Port CEO Kent Britton told KRIS 6 News that is also not accurate. He said Port staff met with U.S. Secretary of Energy Chris Wright the night before the president spoke and not with Trump directly. “During the visit port staff discussed several infrastructure projects, critical to growth and economic development in the region, including water resources. But no formal requests were made at that time,” Britton said.

He said no official request has ever been made by the port for $2.5 billion tied to the NRA’s Harbor Island Project.

“There is no guarantee of any money amount from the federal government,” Britton said. “The port is advocating for all desalination solutions in the region.”

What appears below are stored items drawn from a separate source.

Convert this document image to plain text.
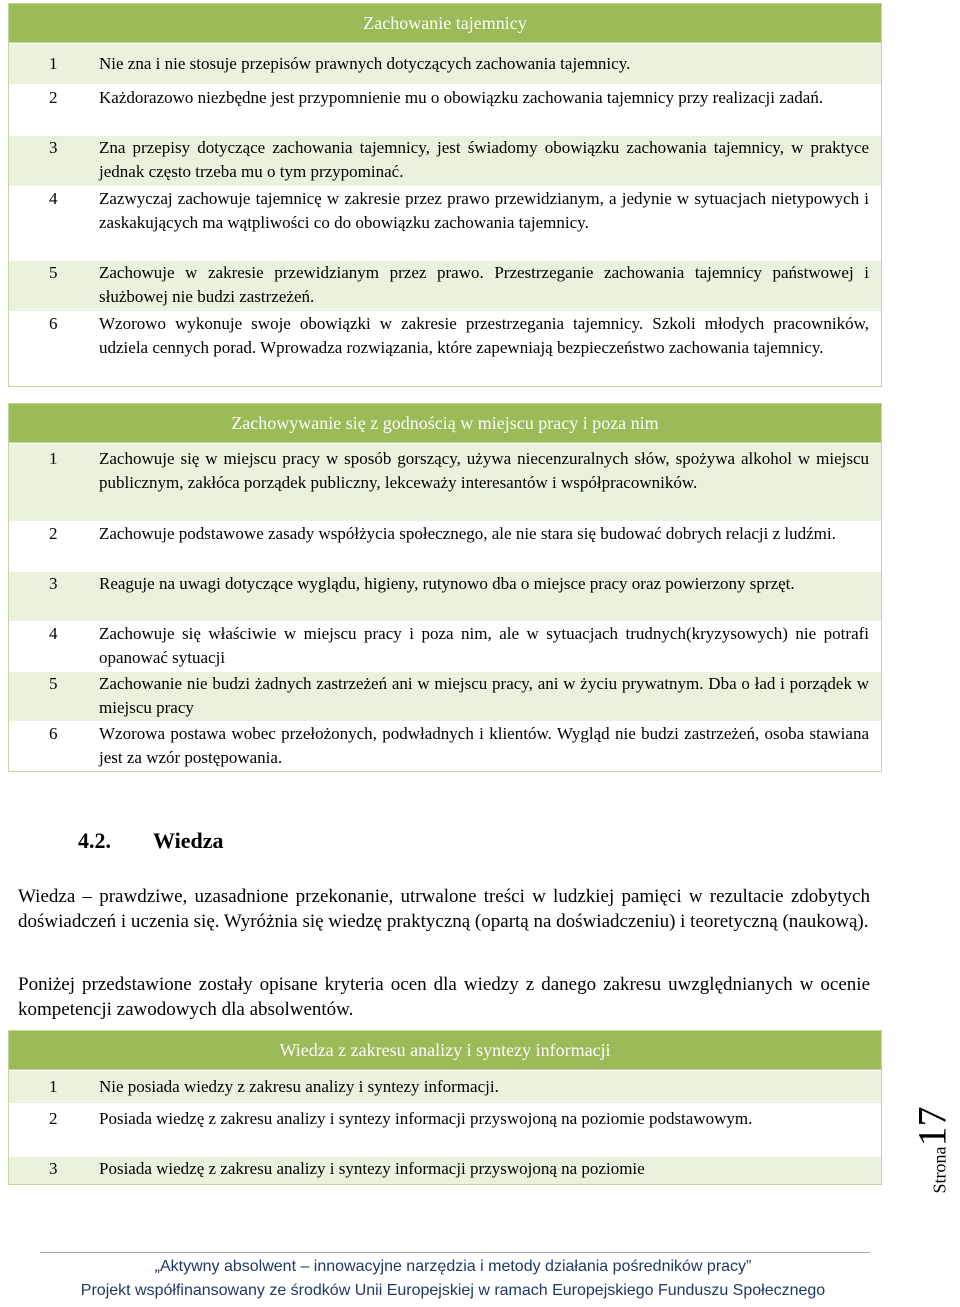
Zachowanie tajemnicy
1	Nie zna i nie stosuje przepisów prawnych dotyczących zachowania tajemnicy.
2	Każdorazowo niezbędne jest przypomnienie mu o obowiązku zachowania tajemnicy przy realizacji zadań.
3	Zna przepisy dotyczące zachowania tajemnicy, jest świadomy obowiązku zachowania tajemnicy, w praktyce jednak często trzeba mu o tym przypominać.
4	Zazwyczaj zachowuje tajemnicę w zakresie przez prawo przewidzianym, a jedynie w sytuacjach nietypowych i zaskakujących ma wątpliwości co do obowiązku zachowania tajemnicy.
5	Zachowuje w zakresie przewidzianym przez prawo. Przestrzeganie zachowania tajemnicy państwowej i służbowej nie budzi zastrzeżeń.
6	Wzorowo wykonuje swoje obowiązki w zakresie przestrzegania tajemnicy. Szkoli młodych pracowników, udziela cennych porad. Wprowadza rozwiązania, które zapewniają bezpieczeństwo zachowania tajemnicy.
Zachowywanie się z godnością w miejscu pracy i poza nim
1	Zachowuje się w miejscu pracy w sposób gorszący, używa niecenzuralnych słów, spożywa alkohol w miejscu publicznym, zakłóca porządek publiczny, lekceważy interesantów i współpracowników.
2	Zachowuje podstawowe zasady współżycia społecznego, ale nie stara się budować dobrych relacji z ludźmi.
3	Reaguje na uwagi dotyczące wyglądu, higieny, rutynowo dba o miejsce pracy oraz powierzony sprzęt.
4	Zachowuje się właściwie w miejscu pracy i poza nim, ale w sytuacjach trudnych(kryzysowych) nie potrafi opanować sytuacji
5	Zachowanie nie budzi żadnych zastrzeżeń ani w miejscu pracy, ani w życiu prywatnym. Dba o ład i porządek w miejscu pracy
6	Wzorowa postawa wobec przełożonych, podwładnych i klientów. Wygląd nie budzi zastrzeżeń, osoba stawiana jest za wzór postępowania.
4.2. Wiedza
Wiedza – prawdziwe, uzasadnione przekonanie, utrwalone treści w ludzkiej pamięci w rezultacie zdobytych doświadczeń i uczenia się. Wyróżnia się wiedzę praktyczną (opartą na doświadczeniu) i teoretyczną (naukową).
Poniżej przedstawione zostały opisane kryteria ocen dla wiedzy z danego zakresu uwzględnianych w ocenie kompetencji zawodowych dla absolwentów.
Wiedza z zakresu analizy i syntezy informacji
1	Nie posiada wiedzy z zakresu analizy i syntezy informacji.
2	Posiada wiedzę z zakresu analizy i syntezy informacji przyswojoną na poziomie podstawowym.
3	Posiada wiedzę z zakresu analizy i syntezy informacji przyswojoną na poziomie	Strona17
„Aktywny absolwent – innowacyjne narzędzia i metody działania pośredników pracy”
Projekt współfinansowany ze środków Unii Europejskiej w ramach Europejskiego Funduszu Społecznego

When pressed about his earlier public statements, Byrum said the NRA had made its needs known through trips to Washington and conversations with members of congressional appropriations committees. He could not confirm anything had been put in writing.

Corpus Christi City Manager Peter Zanoni said in a written statement to KRIS 6 News that he was not aware of the NRA's specific request but knew they’d sought help from the federal government.

Zanoni noted that Corpus Christi had pursued its own, separate $500 million request to President Trump, made through Congressman Michael Cloud, for the city's proposed Inner Harbor desalination facility. He wrote that the city has requested an earmark in the federal budget and as well as increased grant funding through existing federal programs.

On Tuesday, the Corpus Christi City Council voted 5-4 against pursuing a separate, federal grant worth up to $120 million for its desalination project.

In a written statement to KRIS 6 News, Byrum said the NRA is “working with State and Federal leadership and communicating the water needs of the South Texas area and my concern is not one of the project failing, but can it move forward quick enough to meet the water demands of a growing region.”

Flores-Cale, the mayor of Kyle, said Byrum’s claims of funding on the way is not enough assurance for a water customer like her city. "I find it extremely difficult to support spending $270,000, especially when our city isn't in such a huge deficit," she said, "on something that may or may not ever come to fruition."